The Slatest

Obama Signals Support For Kerry’s Ad-Libbed Syria Plan; Senate Test Vote on Hold

US PRESIDENT BARACK OBAMA

In this handout image provided by Host Photo Agency, U.S. President Barack Obama during a press conference at the end of the G20 Leaders’ Summit on September 6, 2013 in St. Petersburg, Russia

Handout

Two rather significant developments on Syria this evening, the biggest of which came when President Obama said he’d be willing to put his planned strikes on hold if Bashar Assad’s regime were to turn over control of its chemical weapons—an apparently off-the-cuff plan floated earlier today by John Kerry only to be surprisingly embraced by much of the globe. Here’s Politico with the details:

Obama said he’s open to — though skeptical of — a potential deal to transfer control of Assad’s weapons. “Absolutely. If in fact that happens,” Obama said in an interview with ABC, one of six he sat for at the White House on Monday.

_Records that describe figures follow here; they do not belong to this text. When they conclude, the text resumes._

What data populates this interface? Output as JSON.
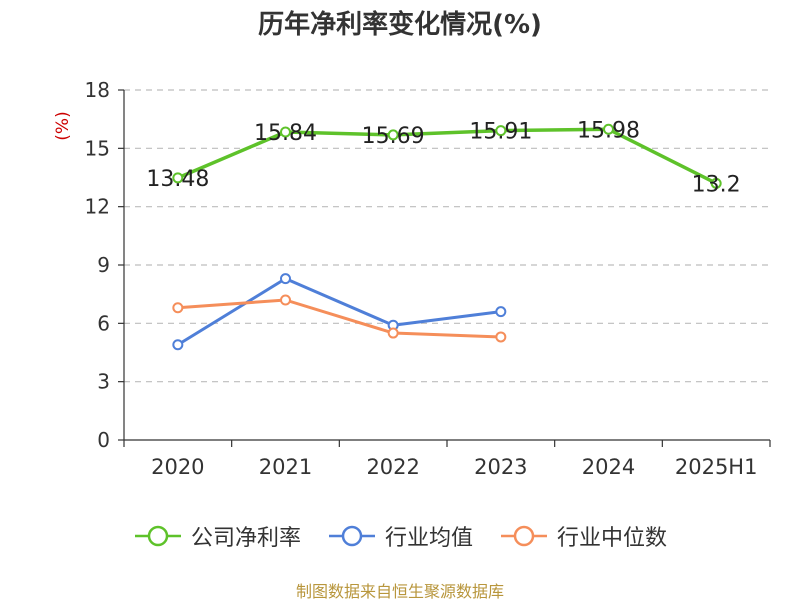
{
  "title": "历年净利率变化情况(%)",
  "footer": "制图数据来自恒生聚源数据库",
  "colors": {
    "company": "#5ec22a",
    "industry_avg": "#4f7fd8",
    "industry_median": "#f58e5a",
    "ylabel": "#cc0000",
    "grid": "#bdbdbd",
    "axis": "#333333",
    "footer": "#b8963c"
  },
  "chart_data": {
    "type": "line",
    "title": "历年净利率变化情况(%)",
    "xlabel": "",
    "ylabel": "(%)",
    "ylim": [
      0,
      18
    ],
    "yticks": [
      "0",
      "3",
      "6",
      "9",
      "12",
      "15",
      "18"
    ],
    "categories": [
      "2020",
      "2021",
      "2022",
      "2023",
      "2024",
      "2025H1"
    ],
    "grid": true,
    "legend_position": "bottom",
    "series": [
      {
        "name": "公司净利率",
        "values": [
          13.48,
          15.84,
          15.69,
          15.91,
          15.98,
          13.2
        ],
        "labels": [
          "13.48",
          "15.84",
          "15.69",
          "15.91",
          "15.98",
          "13.2"
        ]
      },
      {
        "name": "行业均值",
        "values": [
          4.9,
          8.3,
          5.9,
          6.6,
          null,
          null
        ]
      },
      {
        "name": "行业中位数",
        "values": [
          6.8,
          7.2,
          5.5,
          5.3,
          null,
          null
        ]
      }
    ]
  }
}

The president said his team will engage in talks with Russia and Syria. “We’re going to run this to ground,” he told CNN. “And John Kerry and the rest of my national security team will engage with the Russians and the international community to see can we arrive at something that is enforceable and serious.”

The second noteworthy development came via the Senate, where Harry Reid says he’ll delay a test vote on Obama’s original plan. The Associated Press reports that the Senate Majority Leader says that it wouldn’t make sense to hold the vote while international discussions continue regarding Syria’s use of chemical weapons.